I guess some of you expected a blog entry about the
generational GC in Mono, given the title. From my
understanding many have the expectation that the new GC will
solve all the issues they think are caused by the GC so they
await with trepidation.
As a matter of fact, from my debugging of all or almost all
those issues, the existing GC is not the culprit. Sometimes
there is an unmanaged leak, sometimes a managed or unmanaged
excessive retention of objects, but basically 80% of those
issues that get attributed to the GC are not GC issues at
all.
So, instead of waiting for the holy grail, provide test
cases or as much data as you can for the bugs you
experience, because chances are that the bug can be fixed
relatively easily without waiting for the new GC to
stabilize and get deployed.
Now, this is not to say that the new GC won't bring great
improvements, but that those improvements are mainly in
allocation speed and mean pause time, both of which, while
measurable, are not bugs per-se and so are not part of the
few issues that people hit with the current Boehm-GC based
implementation.
After the long introduction, let's go to the purpose of this entry: svn Mono now can perform an object allocation entirely in managed code. Let me explain why this is significant.

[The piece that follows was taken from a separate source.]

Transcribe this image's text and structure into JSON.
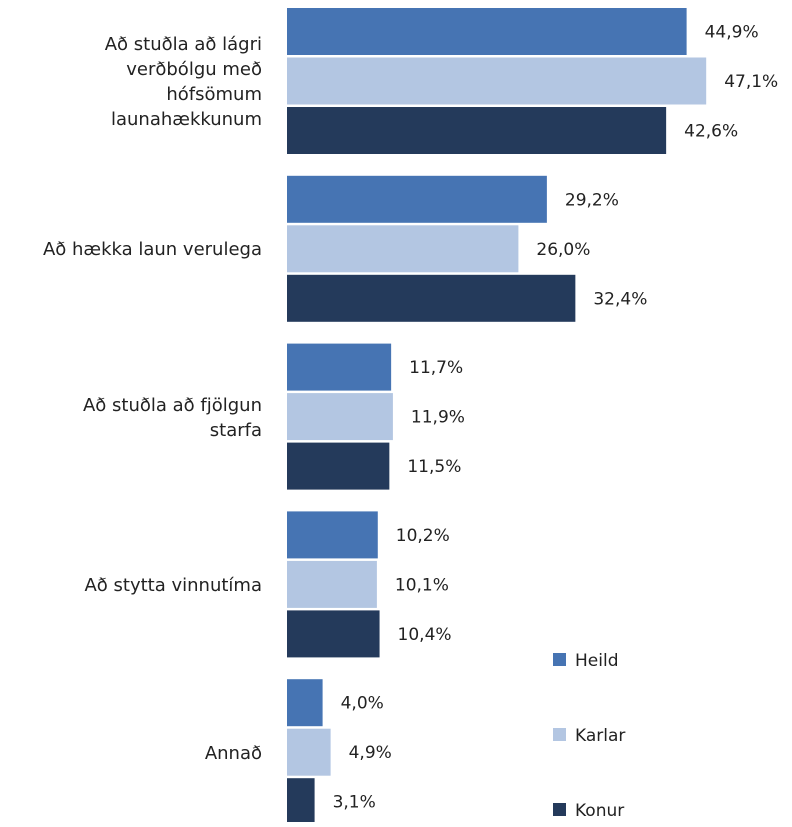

The Mono runtime (including the GC) is written in C code and
this is called unmanaged code as opposed to managed code
which is all the code that gets JITted from IL opcodes.

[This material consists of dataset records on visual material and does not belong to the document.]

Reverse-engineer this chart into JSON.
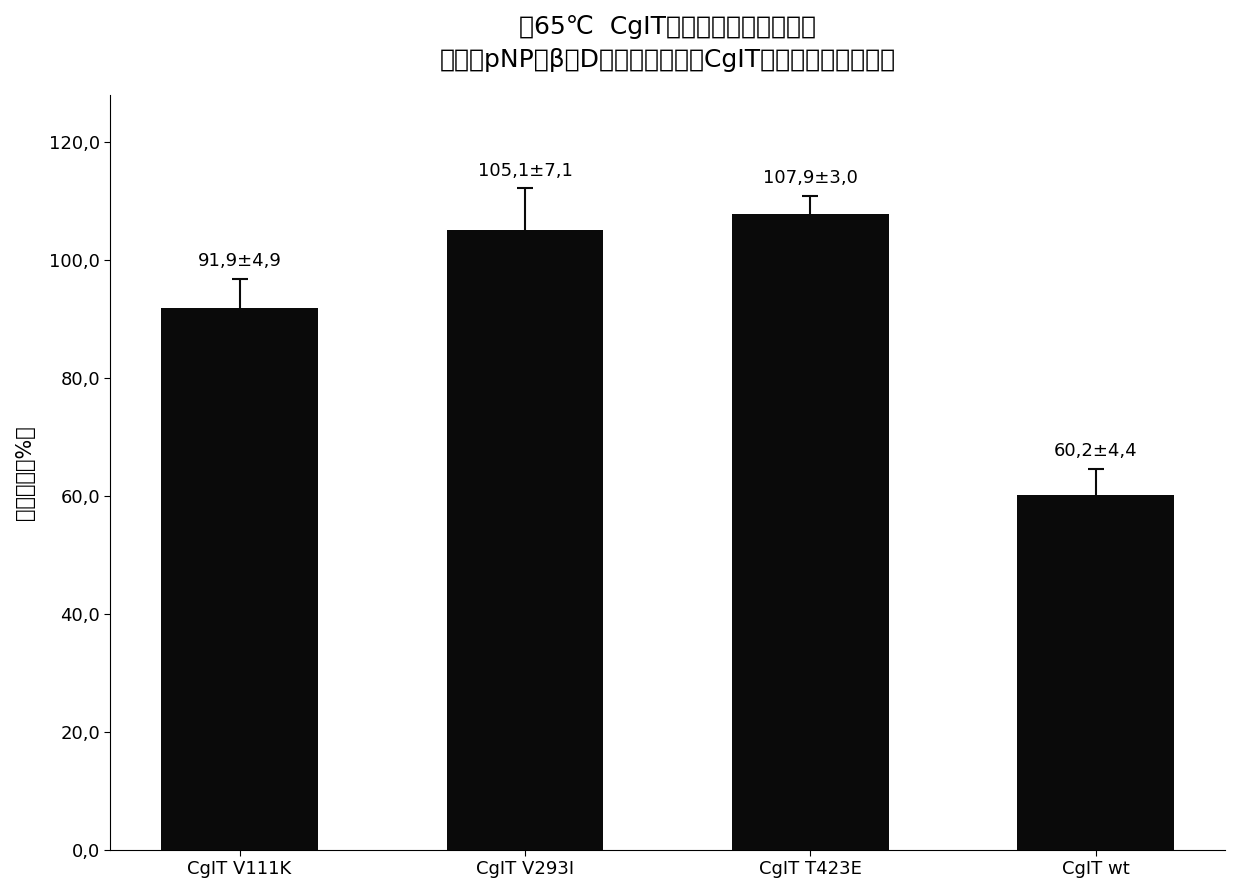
{
  "title_line1": "在65℃  CgIT突变体增加的热稳定性",
  "title_line2": "用底物pNP－β－D－吡喃葡糖苷的CgIT－突变体的相对活性",
  "categories": [
    "CgIT V111K",
    "CgIT V293I",
    "CgIT T423E",
    "CgIT wt"
  ],
  "values": [
    91.9,
    105.1,
    107.9,
    60.2
  ],
  "errors": [
    4.9,
    7.1,
    3.0,
    4.4
  ],
  "labels": [
    "91,9±4,9",
    "105,1±7,1",
    "107,9±3,0",
    "60,2±4,4"
  ],
  "bar_color": "#0a0a0a",
  "error_color": "#0a0a0a",
  "ylabel": "相对活性［%］",
  "yticks": [
    0.0,
    20.0,
    40.0,
    60.0,
    80.0,
    100.0,
    120.0
  ],
  "ytick_labels": [
    "0,0",
    "20,0",
    "40,0",
    "60,0",
    "80,0",
    "100,0",
    "120,0"
  ],
  "ylim": [
    0,
    128
  ],
  "background_color": "#ffffff",
  "bar_width": 0.55,
  "title_fontsize": 18,
  "label_fontsize": 13,
  "tick_fontsize": 13,
  "ylabel_fontsize": 15
}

The JIT and the runtime cooperate so that managed code is
compiled in a way that lets the runtime inspect it, inject
exceptions, unwind the stack and so on. The unmanaged code,
on the other hand, is compiled by the C compiler and on most
systems and architectures, there is no info available on it
that would allow the same operations. For this reason,
whenever a program needs to make a transition from managed
code to unmanaged (for example for an internal call
implementation or for calling into the GC) the runtime needs
to perform some additional bookeeping, which can be relatively
expensive, especially if the amount of code to execute in
unmanaged land is tiny.
Since a while we have made use of the Boehm GC's ability to
allocate objects in a thread-local fast-path, but we
couldn't take the full benefit of it because the cost of the
managed to unmanaged and back transition was bigger than the
allocation cost itself.
Now the runtime can create a managed method that performs
the allocation fast-path entirely in managed code, avoiding
the cost of the transition in most cases. This
infrastructure will be also used for the generational GC
where it will be more important: the allocation fast-path
sequence there is 4-5 instructions vs the dozen or more of
the Boehm GC thread local alloc.
As for actual numbers, a benchmark that repeatedly allocates small objects is now more than 20% faster overall (overall includes the time spent collecting the garbage objects, the actual allocation speed increase is much bigger).